近所の料理屋さんでカレーうどんを見つけた話
見つけてしまった。
なんだか人間は「あったらいいな〜、でもないよな〜」みたいなふわふわしたことを常に思いながら生きているんじゃないかと思う。
カレーうどんは大抵カレー屋さんにはないし、うどん屋さんにもない。
そう、謂わば幻のメニューなのである。
ちなみに筆者はまだこれを食べていない。
今度食べに行って写真と食レポをする。
ことの次第を順を追って話そう。
まず朝起きて12時ギリギリまで小説を読みふけり、バスを一本逃しながらバイトへ行ったのだが…
…(中略)
まあ、そんなこんなでインド屋の目の前にいたのだ。
だって、看板にはこう書いてある
カレー弁当
タンドリーチキンライス
ナントカライス
ケバブ
ALL¥500
税込みで500円なんて…しかもめちゃくちゃうまそう。
早速店の中に入りいまいち日本語の通じない店員になんとかタンドリーチキンライスを頼むことに成功した。
そうして筆者以外だれも客のいない店内で手持ち無沙汰になりメニューを開いたら、マァ……。
おそらくあのメニュー表は2000年あたりから一切変えてはいないのだろう。

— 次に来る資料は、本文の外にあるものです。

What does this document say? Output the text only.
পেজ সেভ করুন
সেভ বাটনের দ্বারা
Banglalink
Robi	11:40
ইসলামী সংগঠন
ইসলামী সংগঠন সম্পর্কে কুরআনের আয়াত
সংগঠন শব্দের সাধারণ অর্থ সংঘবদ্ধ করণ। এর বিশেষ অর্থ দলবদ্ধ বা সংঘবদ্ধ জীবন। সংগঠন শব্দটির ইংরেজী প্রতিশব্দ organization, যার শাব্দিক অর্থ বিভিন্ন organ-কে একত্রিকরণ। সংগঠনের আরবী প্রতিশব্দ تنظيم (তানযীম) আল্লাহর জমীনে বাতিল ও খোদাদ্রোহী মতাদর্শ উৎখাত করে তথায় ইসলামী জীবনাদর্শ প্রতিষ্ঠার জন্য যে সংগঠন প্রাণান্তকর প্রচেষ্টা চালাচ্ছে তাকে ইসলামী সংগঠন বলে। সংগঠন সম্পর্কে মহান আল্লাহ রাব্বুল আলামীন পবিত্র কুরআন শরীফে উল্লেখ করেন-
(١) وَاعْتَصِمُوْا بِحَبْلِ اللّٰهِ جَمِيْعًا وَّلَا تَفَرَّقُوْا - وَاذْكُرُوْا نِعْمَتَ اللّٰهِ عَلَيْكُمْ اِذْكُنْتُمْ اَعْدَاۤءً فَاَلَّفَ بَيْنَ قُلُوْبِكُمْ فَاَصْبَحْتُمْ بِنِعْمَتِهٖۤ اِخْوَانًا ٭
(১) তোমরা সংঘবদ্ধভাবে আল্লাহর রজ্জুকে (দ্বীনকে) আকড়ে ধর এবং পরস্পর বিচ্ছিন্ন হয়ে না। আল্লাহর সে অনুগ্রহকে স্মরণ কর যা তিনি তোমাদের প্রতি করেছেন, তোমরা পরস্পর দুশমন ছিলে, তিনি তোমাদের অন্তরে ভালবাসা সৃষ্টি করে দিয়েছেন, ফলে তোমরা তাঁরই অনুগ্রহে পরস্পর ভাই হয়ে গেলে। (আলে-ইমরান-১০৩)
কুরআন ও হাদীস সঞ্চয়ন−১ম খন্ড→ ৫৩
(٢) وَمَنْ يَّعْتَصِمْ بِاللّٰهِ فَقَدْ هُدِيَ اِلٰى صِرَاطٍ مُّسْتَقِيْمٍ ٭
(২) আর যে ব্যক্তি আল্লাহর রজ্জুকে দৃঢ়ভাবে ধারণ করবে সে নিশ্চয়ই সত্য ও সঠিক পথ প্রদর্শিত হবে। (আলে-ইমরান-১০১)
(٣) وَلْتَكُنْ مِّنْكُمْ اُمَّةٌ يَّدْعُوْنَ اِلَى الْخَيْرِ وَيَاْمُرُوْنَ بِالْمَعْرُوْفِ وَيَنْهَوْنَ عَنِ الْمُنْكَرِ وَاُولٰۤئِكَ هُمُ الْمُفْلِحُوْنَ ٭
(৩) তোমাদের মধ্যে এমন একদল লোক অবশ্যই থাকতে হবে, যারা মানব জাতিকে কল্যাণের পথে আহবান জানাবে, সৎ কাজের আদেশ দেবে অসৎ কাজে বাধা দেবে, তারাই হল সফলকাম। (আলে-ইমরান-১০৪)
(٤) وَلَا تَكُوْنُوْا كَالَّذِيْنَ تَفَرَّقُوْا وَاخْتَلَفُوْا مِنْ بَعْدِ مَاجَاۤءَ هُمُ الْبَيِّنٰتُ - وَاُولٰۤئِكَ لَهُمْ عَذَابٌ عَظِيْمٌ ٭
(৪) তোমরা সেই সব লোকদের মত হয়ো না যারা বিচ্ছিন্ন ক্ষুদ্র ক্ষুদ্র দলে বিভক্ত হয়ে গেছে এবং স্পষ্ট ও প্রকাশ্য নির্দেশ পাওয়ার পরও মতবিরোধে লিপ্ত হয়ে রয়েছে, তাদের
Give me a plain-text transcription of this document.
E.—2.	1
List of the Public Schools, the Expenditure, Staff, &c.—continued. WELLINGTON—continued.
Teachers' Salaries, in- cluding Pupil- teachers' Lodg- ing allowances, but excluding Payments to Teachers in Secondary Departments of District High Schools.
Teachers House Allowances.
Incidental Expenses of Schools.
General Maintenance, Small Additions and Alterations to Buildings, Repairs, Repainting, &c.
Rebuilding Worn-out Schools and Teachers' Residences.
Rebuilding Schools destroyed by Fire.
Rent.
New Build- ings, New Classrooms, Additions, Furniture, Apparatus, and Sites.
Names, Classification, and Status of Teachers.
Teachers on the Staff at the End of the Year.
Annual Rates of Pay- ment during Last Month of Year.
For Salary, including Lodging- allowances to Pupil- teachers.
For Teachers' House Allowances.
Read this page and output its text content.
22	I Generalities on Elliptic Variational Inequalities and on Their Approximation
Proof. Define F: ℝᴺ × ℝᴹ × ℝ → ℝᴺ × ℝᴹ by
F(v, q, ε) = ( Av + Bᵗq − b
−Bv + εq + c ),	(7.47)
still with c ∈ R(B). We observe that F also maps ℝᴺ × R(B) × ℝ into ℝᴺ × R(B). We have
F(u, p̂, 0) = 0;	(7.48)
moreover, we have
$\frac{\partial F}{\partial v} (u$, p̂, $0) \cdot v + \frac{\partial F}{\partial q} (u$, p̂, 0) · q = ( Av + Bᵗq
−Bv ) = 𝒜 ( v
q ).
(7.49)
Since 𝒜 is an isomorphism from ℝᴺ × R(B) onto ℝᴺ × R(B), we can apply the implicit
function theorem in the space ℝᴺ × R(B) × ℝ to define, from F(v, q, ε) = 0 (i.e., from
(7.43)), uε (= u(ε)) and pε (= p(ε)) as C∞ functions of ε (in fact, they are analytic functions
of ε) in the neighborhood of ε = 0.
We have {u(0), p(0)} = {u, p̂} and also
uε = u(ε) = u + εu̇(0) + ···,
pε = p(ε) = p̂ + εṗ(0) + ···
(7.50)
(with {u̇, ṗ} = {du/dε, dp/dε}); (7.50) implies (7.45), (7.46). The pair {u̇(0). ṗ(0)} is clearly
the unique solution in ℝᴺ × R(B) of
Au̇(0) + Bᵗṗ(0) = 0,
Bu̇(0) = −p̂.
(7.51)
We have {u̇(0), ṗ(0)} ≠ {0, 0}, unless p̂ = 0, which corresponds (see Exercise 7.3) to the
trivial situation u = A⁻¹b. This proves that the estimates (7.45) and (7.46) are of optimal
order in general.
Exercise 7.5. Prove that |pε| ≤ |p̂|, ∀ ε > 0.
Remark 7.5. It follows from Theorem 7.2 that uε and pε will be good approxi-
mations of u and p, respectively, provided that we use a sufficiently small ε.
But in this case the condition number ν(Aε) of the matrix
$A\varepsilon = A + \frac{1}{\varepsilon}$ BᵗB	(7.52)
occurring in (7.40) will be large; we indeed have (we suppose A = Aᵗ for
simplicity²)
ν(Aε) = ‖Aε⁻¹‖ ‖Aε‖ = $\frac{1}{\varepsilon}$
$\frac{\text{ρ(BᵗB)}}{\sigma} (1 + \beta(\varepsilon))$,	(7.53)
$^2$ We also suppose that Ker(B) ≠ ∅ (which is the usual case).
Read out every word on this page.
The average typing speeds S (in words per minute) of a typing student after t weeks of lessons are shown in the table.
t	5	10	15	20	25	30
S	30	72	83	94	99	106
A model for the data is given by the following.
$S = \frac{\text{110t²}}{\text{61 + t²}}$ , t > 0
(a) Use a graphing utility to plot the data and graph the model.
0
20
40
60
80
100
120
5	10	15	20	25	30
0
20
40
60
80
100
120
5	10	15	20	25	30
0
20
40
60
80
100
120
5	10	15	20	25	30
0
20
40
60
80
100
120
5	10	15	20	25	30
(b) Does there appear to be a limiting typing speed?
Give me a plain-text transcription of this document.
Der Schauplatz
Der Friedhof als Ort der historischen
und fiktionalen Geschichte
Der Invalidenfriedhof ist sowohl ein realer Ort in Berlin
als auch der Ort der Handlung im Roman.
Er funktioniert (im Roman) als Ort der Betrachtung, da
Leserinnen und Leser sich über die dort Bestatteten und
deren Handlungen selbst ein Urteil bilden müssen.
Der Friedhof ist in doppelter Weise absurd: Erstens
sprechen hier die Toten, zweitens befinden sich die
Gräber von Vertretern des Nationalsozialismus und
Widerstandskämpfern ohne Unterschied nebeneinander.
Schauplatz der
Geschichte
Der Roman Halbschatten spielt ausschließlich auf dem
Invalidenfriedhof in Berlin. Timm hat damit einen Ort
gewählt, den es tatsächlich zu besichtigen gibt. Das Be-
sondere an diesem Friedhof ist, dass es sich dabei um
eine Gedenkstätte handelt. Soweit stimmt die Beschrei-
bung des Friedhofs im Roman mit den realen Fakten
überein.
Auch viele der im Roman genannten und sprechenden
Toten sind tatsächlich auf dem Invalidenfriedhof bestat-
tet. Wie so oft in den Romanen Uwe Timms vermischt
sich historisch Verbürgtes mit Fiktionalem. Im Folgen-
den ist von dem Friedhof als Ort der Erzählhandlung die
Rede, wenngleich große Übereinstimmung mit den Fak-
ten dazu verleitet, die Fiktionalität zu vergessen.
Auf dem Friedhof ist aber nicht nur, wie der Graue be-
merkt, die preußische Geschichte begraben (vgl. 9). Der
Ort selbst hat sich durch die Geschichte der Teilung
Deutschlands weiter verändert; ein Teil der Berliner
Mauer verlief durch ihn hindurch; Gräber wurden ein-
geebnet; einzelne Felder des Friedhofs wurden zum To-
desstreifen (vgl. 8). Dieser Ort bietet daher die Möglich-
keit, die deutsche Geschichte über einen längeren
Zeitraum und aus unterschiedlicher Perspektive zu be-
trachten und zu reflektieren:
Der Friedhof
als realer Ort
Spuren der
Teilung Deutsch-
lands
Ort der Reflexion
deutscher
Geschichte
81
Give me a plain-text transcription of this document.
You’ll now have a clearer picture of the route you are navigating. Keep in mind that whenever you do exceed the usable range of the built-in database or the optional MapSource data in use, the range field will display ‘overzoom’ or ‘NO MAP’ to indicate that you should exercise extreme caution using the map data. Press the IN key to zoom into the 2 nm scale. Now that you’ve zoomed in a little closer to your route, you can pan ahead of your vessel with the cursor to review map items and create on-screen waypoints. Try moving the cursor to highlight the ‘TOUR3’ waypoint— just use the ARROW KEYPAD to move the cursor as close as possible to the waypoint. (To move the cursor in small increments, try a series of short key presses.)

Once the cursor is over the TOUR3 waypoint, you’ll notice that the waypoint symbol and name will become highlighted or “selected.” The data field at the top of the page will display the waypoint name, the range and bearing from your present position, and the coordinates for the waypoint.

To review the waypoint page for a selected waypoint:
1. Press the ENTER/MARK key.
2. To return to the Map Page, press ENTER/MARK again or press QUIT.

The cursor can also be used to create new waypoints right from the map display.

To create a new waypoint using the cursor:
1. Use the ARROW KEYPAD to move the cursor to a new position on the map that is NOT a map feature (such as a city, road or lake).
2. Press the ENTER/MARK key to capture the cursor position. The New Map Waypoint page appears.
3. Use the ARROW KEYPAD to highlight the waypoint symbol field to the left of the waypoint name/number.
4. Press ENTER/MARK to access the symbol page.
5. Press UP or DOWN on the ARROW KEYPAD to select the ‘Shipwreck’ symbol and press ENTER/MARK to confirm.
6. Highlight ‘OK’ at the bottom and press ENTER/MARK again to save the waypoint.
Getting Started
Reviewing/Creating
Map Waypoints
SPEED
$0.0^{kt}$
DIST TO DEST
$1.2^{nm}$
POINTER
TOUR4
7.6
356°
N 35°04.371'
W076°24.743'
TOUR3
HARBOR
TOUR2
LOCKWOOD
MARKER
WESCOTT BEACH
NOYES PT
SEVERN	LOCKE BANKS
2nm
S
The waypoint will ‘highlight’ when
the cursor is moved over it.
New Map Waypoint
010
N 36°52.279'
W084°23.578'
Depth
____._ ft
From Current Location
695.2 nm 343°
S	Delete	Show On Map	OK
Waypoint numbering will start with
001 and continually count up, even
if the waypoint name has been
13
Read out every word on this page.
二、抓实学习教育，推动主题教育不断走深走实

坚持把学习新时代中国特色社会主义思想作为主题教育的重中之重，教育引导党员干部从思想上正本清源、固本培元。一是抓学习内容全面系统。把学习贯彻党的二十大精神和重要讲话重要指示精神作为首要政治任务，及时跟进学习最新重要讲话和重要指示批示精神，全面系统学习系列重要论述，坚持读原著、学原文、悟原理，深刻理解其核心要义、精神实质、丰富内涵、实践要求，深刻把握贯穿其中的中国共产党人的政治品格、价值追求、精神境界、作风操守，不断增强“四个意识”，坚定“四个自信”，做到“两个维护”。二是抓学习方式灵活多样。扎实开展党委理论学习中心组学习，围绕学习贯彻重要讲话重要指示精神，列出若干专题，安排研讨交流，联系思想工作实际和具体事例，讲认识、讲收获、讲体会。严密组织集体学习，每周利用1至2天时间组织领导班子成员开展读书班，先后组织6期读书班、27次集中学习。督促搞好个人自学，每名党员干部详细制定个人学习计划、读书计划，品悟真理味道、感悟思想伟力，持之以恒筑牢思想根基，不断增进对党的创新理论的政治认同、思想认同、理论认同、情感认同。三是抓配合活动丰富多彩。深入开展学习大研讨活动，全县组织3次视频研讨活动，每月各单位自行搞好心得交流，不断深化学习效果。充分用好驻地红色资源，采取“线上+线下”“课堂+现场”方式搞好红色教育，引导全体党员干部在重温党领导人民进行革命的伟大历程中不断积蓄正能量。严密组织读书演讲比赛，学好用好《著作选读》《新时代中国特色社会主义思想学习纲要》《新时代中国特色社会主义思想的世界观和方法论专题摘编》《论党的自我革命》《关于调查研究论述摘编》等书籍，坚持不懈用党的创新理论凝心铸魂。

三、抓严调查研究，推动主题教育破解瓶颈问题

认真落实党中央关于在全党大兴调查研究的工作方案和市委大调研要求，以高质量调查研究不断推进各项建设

時代錯誤を起こしそうになりながら安すぎるが美味そうな品品達に目を通し、最後のすこし新しくなっているかしらん、という部分で見つけてしまったのだ。そう例の、あったらいいな〜
のやつである。
インドのスパイスとカレーうどん¥880
これはメニューの中でも比較的新しく、そしてマアマア時代に取り残されていないしかし安いと言える値段設定であった。
店長よ、それでいいのだ。
英世さんくらいだそうではないか。
しかし財布に手を伸ばしたところではたと気がついた。
自分はすでにタンドリーチキンライスをあのいまいち日本語の通じない店員に頼んでいたのであった。
…そういえば先ほどから店内はやけに静かでやたらと待たされている気がするが、大丈夫なのだろうか?
もしかして、彼は筆者が何を注文したのか忘れてしまったのだろうか。それならば、それでカレーうどんを頼めるので好都合ではあるが。
もしかして、彼は「ベントー」という部分しか復唱していなかったために、カレー弁当を製作中なのであろうか。それはそれで…マァ正直に言うと迷っていたのでいいが。
はたまたもしかして、彼は…間違えてしまった時用の詫びの品として、筆者に手渡す「ケバブ」を製作中なのであろうか。(ちなみにケバブはトルコ料理ではあるが看板には書いてあった。世の中にはつっこまなくていいこともあるのだ。何故なら台所にいるであろう調理師が実はトルコ人の父を持っていたなんてこともあり得るのだから。)
店員のやたらイケメンなバーテンダーのような装いをした彼はビニール袋を1つ携えて筆者の席まで戻ってきた。
「タンドリーチキンライスベントー」
…よくやった。やたらイケメンだがいまいち日本語の伝わらない店員よ。だがカレーうどんを是非とも試してみたかったものだ。
そうして私はスマートフォンを徐に取り出してこういった。
「あのぅ…スイカで」
彼は困った顔をしてこう言った。
「スイカわからない。タブン、デキナイ。」
たぶんってなんだ、たぶんって。
気を取り直して筆者はまたもこう続けた。
「そしたらカードで」
彼はまたなんとも綺麗なその柳眉をグッと寄せて、そして困ったように
「タブン、ツカエナイ。」
なぜだ。メニューが時代遅れだったからなのか、ここは平成に取り残された異空間だったのか。
そして君は新人なのか、なぜ新人が1人で店にいるのだ。
疑問は尽きなかったが幸い手持ちがあったためそれを彼に手渡した。
きっと、まだまだ財布なしで外へは行けない日々が続くことを思いながら。
東京の下町には未だにICカードもクレジットカードも使えないが、イケメンな店員と美味い飯、そして斬新なメニューの揃った外国籍料理が存在するのである。
帰路に立った時ふと思い出したのだ。自分が英語に多少の覚えがあることに。しまった、こちらが彼に合わせるべきであったのにすっかり失念してしまっていた。カレーうどんにこうも惑わされるとは。
次は彼に英語で対応してあげよう。